The minimal length and the Shannon entropic uncertainty relation

TL;DR

This paper investigates the Shannon entropic uncertainty relation within a generalized uncertainty principle framework, demonstrating its validity with a specific representation and analyzing the harmonic oscillator with a minimal length.

Contribution

It shows that the BBM entropic uncertainty relation holds under a modified commutation relation using a self-adjoint representation, extending its applicability.

Findings

The BBM inequality remains valid in the generalized framework.

Explicit analysis for the harmonic oscillator with minimal length.
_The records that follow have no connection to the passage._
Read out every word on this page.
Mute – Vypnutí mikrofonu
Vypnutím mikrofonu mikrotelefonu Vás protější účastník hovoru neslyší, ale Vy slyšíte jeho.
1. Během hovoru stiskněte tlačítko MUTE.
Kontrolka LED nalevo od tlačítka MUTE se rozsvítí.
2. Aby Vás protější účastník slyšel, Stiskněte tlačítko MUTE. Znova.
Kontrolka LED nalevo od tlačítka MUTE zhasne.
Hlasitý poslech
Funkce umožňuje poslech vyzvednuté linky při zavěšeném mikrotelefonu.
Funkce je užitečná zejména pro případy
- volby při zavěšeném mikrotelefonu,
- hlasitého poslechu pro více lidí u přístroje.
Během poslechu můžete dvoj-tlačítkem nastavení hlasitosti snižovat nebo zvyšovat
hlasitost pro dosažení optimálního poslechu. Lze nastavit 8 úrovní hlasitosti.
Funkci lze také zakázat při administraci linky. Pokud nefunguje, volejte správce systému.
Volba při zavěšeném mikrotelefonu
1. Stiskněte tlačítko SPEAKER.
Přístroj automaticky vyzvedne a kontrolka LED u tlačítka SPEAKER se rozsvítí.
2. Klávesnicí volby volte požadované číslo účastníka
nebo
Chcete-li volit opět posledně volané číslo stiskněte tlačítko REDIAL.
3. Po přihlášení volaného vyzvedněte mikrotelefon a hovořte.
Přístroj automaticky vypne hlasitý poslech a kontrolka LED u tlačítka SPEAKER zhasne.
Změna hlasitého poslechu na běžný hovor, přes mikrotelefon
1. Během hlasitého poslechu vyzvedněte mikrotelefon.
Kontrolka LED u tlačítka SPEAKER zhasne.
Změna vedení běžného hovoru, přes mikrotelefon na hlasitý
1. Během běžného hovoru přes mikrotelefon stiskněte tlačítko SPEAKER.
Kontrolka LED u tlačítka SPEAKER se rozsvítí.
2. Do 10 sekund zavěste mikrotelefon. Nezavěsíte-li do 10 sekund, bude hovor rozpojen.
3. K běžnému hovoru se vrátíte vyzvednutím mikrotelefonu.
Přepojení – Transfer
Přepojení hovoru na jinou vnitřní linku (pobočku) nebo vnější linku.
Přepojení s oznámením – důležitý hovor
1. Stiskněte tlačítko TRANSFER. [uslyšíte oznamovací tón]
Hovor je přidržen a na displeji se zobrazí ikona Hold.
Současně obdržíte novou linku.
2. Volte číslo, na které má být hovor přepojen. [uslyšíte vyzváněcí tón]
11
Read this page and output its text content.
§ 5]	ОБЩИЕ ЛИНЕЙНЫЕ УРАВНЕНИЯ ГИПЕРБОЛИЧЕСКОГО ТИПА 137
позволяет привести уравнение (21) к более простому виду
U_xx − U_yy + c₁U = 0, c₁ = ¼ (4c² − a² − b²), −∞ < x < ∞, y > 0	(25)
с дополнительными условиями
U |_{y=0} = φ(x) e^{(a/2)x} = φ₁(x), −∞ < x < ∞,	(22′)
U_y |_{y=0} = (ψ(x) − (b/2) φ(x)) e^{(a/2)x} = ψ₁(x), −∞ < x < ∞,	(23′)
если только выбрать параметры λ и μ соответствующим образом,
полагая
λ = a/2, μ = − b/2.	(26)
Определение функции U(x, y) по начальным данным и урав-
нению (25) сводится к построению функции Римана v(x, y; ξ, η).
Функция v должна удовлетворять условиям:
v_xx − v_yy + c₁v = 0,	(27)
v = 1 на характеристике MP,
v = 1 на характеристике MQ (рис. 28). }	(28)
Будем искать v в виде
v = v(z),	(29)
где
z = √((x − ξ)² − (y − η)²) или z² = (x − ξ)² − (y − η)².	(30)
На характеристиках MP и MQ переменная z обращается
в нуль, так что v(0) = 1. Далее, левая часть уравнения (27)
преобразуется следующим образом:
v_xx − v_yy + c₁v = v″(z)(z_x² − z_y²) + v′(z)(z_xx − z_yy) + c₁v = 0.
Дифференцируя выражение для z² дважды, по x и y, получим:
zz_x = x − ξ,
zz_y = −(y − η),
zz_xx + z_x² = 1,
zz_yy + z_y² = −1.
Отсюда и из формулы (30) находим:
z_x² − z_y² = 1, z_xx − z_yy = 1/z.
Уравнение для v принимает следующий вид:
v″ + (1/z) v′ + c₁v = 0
Validation of the entropic uncertainty relation in a new representation.

Abstract

In the framework of the generalized uncertainty principle, the position and momentum operators obey the modified commutation relation $[X,P]=i\hbar\left(1+\beta P^2\right)$ where $\beta$ is the deformation parameter. Since the validity of the uncertainty relation for the Shannon entropies proposed by Beckner, Bialynicki-Birula, and Mycieslki (BBM) depends on both the algebra and the used representation, we show that using the formally self-adjoint representation, i.e., $X=x$ and $P=\tan\left(\sqrt{\beta}p\right)/\sqrt{\beta}$ where $[x,p]=i\hbar$, the BBM inequality is still valid in the form $S_x+S_p\geq1+\ln\pi$ as well as in ordinary quantum mechanics. We explicitly indicate this result for the harmonic oscillator in the presence of the minimal length.